Sicherheit beginnt schon bei dem Besuch unserer Webseite www.off-university.de. Wie ihr hier nachlesen könnt, speichern wir keine IP-Adresse (das, verwenden keine Cookies und wollen von euren Metadaten möglichst nichts wissen Standardmäßig werden zum Beispiel das Datum und Uhrzeit der Anfrage, die Zeitzonendifferenz zu GMT, der Akkustatus, Bildschirmgröße, Hardware, Inhalt der Webseite, Zugriffsstatus (HTTP-Status), die übertragene Datenmenge, die Website, von der Ihr auf die Website gelangt seid, der Webbrowser und alle installierten Plug-ins, das Betriebssystem, die Sprache und Version des Browsers gespeichert. Die Summe dieser Daten erzeugt einen digitalen Fingerabdruck, durch den deine individuelle Identität erkennbar bist. Daher haben wir kein Interesse daran, jegliche dieser Informationen zu sammeln.

 

All diese Grundsätze gelten auch für unser Lern-Management-System Coworkingsquares.
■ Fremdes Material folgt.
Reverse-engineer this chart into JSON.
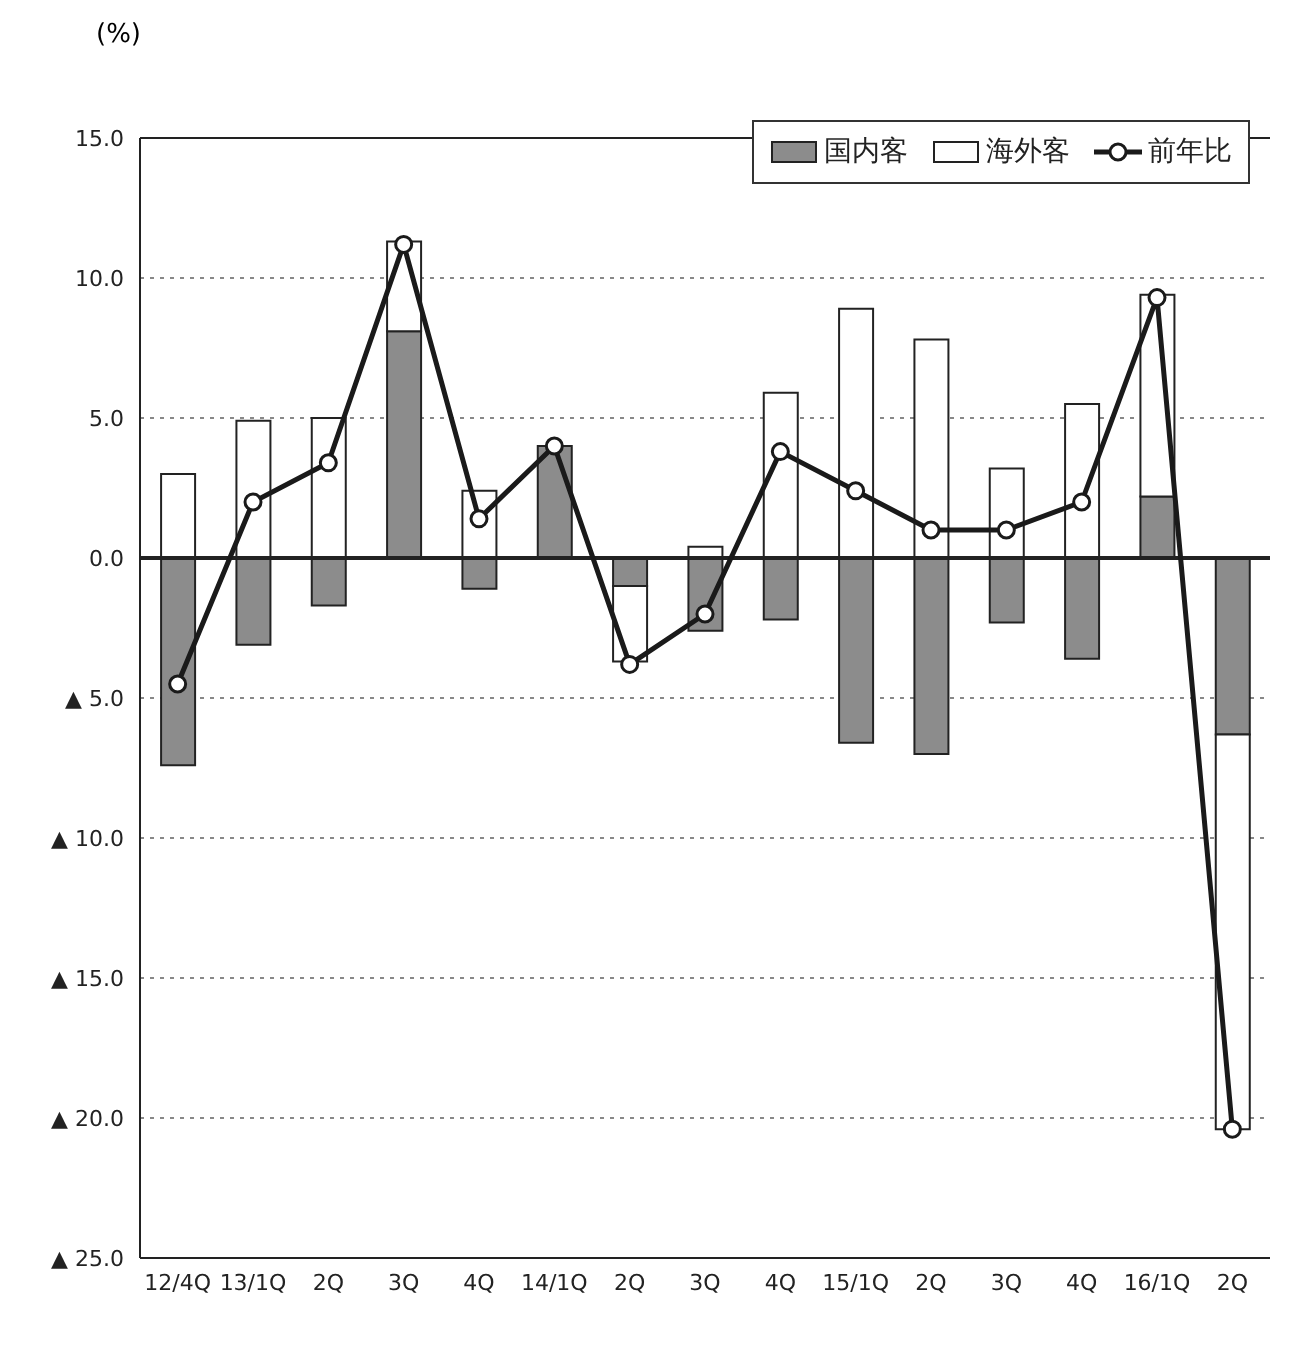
{
  "chart_data": {
    "type": "bar",
    "stacked": true,
    "ylabel": "(%)",
    "categories": [
      "12/4Q",
      "13/1Q",
      "2Q",
      "3Q",
      "4Q",
      "14/1Q",
      "2Q",
      "3Q",
      "4Q",
      "15/1Q",
      "2Q",
      "3Q",
      "4Q",
      "16/1Q",
      "2Q"
    ],
    "series": [
      {
        "name": "国内客",
        "color": "#8c8c8c",
        "values": [
          -7.4,
          -3.1,
          -1.7,
          8.1,
          -1.1,
          4.0,
          -1.0,
          -2.6,
          -2.2,
          -6.6,
          -7.0,
          -2.3,
          -3.6,
          2.2,
          -6.3
        ]
      },
      {
        "name": "海外客",
        "color": "#ffffff",
        "values": [
          3.0,
          4.9,
          5.0,
          3.2,
          2.4,
          0,
          -2.7,
          0.4,
          5.9,
          8.9,
          7.8,
          3.2,
          5.5,
          7.2,
          -14.1
        ]
      },
      {
        "name": "前年比",
        "type": "line",
        "color": "#1a1a1a",
        "marker": "circle",
        "values": [
          -4.5,
          2.0,
          3.4,
          11.2,
          1.4,
          4.0,
          -3.8,
          -2.0,
          3.8,
          2.4,
          1.0,
          1.0,
          2.0,
          9.3,
          -20.4
        ]
      }
    ],
    "ylim": [
      -25,
      15
    ],
    "yticks": [
      {
        "value": -25,
        "label": "▲ 25.0"
      },
      {
        "value": -20,
        "label": "▲ 20.0"
      },
      {
        "value": -15,
        "label": "▲ 15.0"
      },
      {
        "value": -10,
        "label": "▲ 10.0"
      },
      {
        "value": -5,
        "label": "▲ 5.0"
      },
      {
        "value": 0,
        "label": "0.0"
      },
      {
        "value": 5,
        "label": "5.0"
      },
      {
        "value": 10,
        "label": "10.0"
      },
      {
        "value": 15,
        "label": "15.0"
      }
    ],
    "grid": "y",
    "legend": "top right"
  }
}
Sich als Nutzer*in zu registrieren, ist möglich ohne eine Identifizierung. Wir fordern Nutzer*innen dazu auf sich selbst ein Pseudonym zu geben, der nichts mit ihrem Klarnamen zu tun hat. Auch die E-Mailadresse wird nicht verifiziert. Zugriff auf die E-Mailadresse ist aber nötig, um das Passwort zurückzusetzen. Wir möchten Bewusstsein dafür erzeugen, wie Internetnutzer*innen ihre Daten schützen und digitale Selbstverteidigung üben können. Das wichtigste für uns ist es, die Wahl zu haben, ob du sichtbar sein möchtest (für die Öffentlichkeit, die Polizei, andere Nutzer*innen, oder uns), oder es – aus welchen Gründen auch immer – vorziehst, anonym zu bleiben.

 

So gehen unterschiedliche Videokonferenzsysteme mit Datenschutz um:



Zoom (2)


Adobe Connect (3)


jit.si meet (4)


Google hangouts (5)


Coworkingsquares (6)


Daten, die bei der Registrierung durch die Nutzer*in geteilt werden


Nur für Gastgeber*in der Meetings: Name, Benutzername, verifizierte E-Mail Adresse, Telefonnummer


Name, E-mail Adresse, Benutzername, Passwort, Telefonnummer

 x


Verifizierte E-Mail Adresse, Name, Telefonnummer


Pseudonym, E-mail Adresse (Verifizierung nur nötig, um das Passwort zurückzusetzen)


Nutzungsdaten


Einstellungen und Präferenzen der Nutzer*in, Name des Treffens, Dauer des Treffens, Ankunfts- und Beendigungszeit der Teilnehmenden, Informationen die während der Nutzung des Dienstes geteilt werden  


Information, die während der Nutzung des Dienstes geteilt werden (nicht alles als persönliche Information identifizierbar)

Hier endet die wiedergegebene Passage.